Frog asked why I'd be more picky about my choice of database than my choice of programming language (well, the question was implied). For regular readers of my journal, you might have a good idea why I think this, but for the casual reader, it's less clear and Frog's question is excellent.
I remember reading a journalist's description of once getting to test drive a nice car at a racetrack. I don't remember the cars involved, but for the sake of argument let's say that they were a turbo-charged Toyota Supra and a 4 door Toyota Corolla. The former is a high-performance sports car and the latter is a regular family car. The reporter took the Supra out on the racetrack and was happily zipping around turns, enjoying the rush of hitting the accelerator when he noticed someone coming up from behind.
One of the people with him was a professional race car driver and he hopped in the clunky 4-cylinder Corolla and outdrove the reporter in the turbo-charged Supra.
Now frankly, if you take two regular drivers and put them on a racetrack, it's fair to say that the driver with the Supra is probably going to win. However, in the hands of the skilled professional, even a tool not suited to the job can be excellent. In fact, I would go so far as to say that a talented amateur might regularly use substandard tools and not realize how much better life can be with tools better suited to the task at hand.
Of course, that's a terribly unsubtle transition to my actual topic: DBMS, or Database Management Systems. Note that I do not refer to RDBMS, or Relational Database Management Systems since I don't know if any actually exist. SQL databases are a distant relation, if you'll pardon the pun. Further, it's not even fair to say that this merely proves that SQL databases are well-suited for their role since no relational database has ever been built that I'm aware of, thus making it very difficult to demonstrate how the relational model works. (I understand Alphora has taken a stab at it and I've heard interesting things about them, but given how little people understand relational theory, it's going to be tough for them to make much headway).
The problem with MySQL is simply that it's a Toyota Corolla and other DBMSs out there are far more powerful. However, MySQL is not just a Corolla, it's a broken Corolla that lacks brakes, decent windshield wipers or seat belts. In the hands of someone competent, it can be a very powerful tool but there are very few programmers I've met who know much about databases, database design (normalization) or database management.

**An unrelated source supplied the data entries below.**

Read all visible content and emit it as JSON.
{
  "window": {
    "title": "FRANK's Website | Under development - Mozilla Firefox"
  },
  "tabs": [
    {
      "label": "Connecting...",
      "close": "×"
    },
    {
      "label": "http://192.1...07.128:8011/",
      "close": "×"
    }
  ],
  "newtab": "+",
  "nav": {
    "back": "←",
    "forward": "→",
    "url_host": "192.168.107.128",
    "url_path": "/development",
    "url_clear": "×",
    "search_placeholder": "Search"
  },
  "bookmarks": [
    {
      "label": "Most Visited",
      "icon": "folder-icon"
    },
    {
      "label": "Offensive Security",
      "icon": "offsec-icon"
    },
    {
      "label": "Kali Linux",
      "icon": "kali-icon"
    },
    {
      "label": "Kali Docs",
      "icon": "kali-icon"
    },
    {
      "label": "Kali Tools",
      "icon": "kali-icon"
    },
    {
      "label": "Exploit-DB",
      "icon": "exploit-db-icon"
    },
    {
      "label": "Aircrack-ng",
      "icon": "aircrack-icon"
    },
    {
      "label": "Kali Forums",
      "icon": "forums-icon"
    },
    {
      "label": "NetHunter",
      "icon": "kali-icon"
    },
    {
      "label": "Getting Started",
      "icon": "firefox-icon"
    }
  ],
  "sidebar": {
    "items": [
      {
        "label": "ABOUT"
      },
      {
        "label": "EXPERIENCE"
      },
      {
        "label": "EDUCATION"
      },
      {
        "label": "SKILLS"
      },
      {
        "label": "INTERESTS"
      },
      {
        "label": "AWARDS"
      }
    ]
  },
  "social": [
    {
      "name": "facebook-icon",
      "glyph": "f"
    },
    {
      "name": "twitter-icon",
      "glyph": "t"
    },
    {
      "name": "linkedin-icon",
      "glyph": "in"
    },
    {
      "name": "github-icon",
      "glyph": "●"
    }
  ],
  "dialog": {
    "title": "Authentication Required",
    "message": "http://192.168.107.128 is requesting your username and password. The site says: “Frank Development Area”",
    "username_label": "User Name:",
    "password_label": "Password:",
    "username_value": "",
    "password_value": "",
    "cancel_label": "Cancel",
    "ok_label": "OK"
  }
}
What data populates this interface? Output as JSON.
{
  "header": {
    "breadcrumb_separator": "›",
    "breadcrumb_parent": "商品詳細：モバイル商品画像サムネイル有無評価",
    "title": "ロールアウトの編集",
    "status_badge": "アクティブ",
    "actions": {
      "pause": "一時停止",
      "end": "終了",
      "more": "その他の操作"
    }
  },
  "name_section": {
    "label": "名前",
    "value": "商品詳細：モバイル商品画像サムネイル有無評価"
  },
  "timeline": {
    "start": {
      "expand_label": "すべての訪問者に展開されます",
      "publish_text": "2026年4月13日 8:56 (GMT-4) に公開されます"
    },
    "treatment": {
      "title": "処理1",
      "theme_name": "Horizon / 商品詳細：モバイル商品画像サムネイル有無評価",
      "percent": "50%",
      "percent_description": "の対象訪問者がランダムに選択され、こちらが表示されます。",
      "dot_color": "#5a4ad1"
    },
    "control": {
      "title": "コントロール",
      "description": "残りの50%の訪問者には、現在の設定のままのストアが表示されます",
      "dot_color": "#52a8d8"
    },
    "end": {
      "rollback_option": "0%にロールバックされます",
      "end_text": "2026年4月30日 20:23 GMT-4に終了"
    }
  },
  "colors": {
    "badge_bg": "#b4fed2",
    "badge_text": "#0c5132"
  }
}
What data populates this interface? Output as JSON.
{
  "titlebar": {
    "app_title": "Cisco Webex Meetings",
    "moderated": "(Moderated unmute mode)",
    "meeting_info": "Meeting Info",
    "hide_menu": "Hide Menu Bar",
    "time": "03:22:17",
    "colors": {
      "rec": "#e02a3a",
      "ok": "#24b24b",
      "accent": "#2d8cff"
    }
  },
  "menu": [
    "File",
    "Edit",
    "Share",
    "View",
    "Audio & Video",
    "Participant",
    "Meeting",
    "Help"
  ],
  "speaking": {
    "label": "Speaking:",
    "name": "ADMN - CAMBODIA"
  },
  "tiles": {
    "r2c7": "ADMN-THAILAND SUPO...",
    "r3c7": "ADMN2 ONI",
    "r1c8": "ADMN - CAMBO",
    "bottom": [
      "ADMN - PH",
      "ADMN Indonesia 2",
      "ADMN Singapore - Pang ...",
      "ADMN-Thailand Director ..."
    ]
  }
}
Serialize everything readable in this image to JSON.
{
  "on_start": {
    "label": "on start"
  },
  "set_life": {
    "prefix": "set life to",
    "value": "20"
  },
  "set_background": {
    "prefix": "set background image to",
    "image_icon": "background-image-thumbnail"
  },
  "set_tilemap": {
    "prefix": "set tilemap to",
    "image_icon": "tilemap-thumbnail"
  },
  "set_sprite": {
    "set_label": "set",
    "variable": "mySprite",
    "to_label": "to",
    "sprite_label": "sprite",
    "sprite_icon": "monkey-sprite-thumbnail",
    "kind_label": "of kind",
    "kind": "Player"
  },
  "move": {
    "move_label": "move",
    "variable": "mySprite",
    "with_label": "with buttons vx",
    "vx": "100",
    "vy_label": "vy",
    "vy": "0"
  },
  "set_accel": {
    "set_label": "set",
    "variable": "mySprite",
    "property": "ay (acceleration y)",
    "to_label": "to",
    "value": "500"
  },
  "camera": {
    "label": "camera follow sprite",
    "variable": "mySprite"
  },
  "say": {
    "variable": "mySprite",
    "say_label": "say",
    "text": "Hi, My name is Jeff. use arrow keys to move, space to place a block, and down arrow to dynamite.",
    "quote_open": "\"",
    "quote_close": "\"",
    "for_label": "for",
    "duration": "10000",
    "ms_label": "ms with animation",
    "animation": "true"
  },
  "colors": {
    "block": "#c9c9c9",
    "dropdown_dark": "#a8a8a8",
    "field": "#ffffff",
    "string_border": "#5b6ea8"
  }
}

They frequently know how to write SQL and think "I can design this. It's simple!"
It's not simple. You can have two databases containing apparently identical information but are required to be normalized differently due to different business rules. Normalizing a database can be very hard work, particularly as the database grows. There are even "code smells" which point to bad database design, but precious few people recognize them.
A properly normalized database should make it extremely difficult to insert bad data into. Instead, it's often trivial to insert bad data into databases and the programmer instead needs to should the burden of catching all of those mistakes. Regrettably, every time I work with MySQL, I find that reasonable tools to make corrupt data insertion difficult are lacking. In fact, there the MySQL developers used to have a paper out on the Web arguing that foreign keys do not belong in the database! (You'll no longer find this on their Web site).
So if you're a competent database administrator (DBA), you can probably utilize MySQL better than a casual developer can utilize Oracle or PostgreSQL. If you have an exceptionally strong programming team, you might not get bitten by the many, many bugs you'll find in MySQL. For most of us, however, we lack that exceptionally strong programming team (most shops I've worked with don't even write tests) or good DBAs (most shops I've worked with don't even have DBAs).
So, in short, MySQL makes it much easier to corrupt your data than other databases and, in many ways, actually seems to encourage it. I and others on this site and numerous other sites have well-documented many of the flaws of MySQL. They're finally fixing a number of those flaws, but the MySQL developers have failed to understand databases for so long that it will be quite a while before they win my trust. They can't merely slap foreign keys, transactions and stored procedures on their toy and say they're all grown up now. Regrettably, too many developers have an false sense of confidence with databases and simply don't know what they're talking about when it comes to them (mind you, these are frequently developers who are far better programmers than I am -- database development seems to foster a special kind of ingorance.)
O'Reilly has an interview with noted relational expert C.J. Date. This interview only briefly touches on the topic I'm mentioning here, but he pretty much blasts all DBMSs out there, not just MySQL. If you learn how to normalize databases, I highly recommend Database In Depth, his book which lets you get an understanding of the relational model and a better understanding of why current misimplementations are so flawed. Even though you likely won't be in a position to work with a DBMS which rectifies these flaws, understanding the limitations lets you better control the handling and cornering of your Supra, er, database.
As an aside, I am not a database expert. I've definitely met people who understand them better than I do and can much more easily rewrite queries, point out design problems and keep things running smoothly. Despite this, I am still constantly astonished at how otherwise excellent programmers don't realize that the block of NULLs in a table which get filled in at once is a code smell. They don't understand why using identifying keys can be problematic or why naming a table after a particular vendor might not be such a good idea. Many times developers don't even use simple tools like transactions, stored procedures or views simply because they've not used them before and don't understand them. I honestly believe that common understanding of database development is lagging a couple of decades behind common understanding of software development.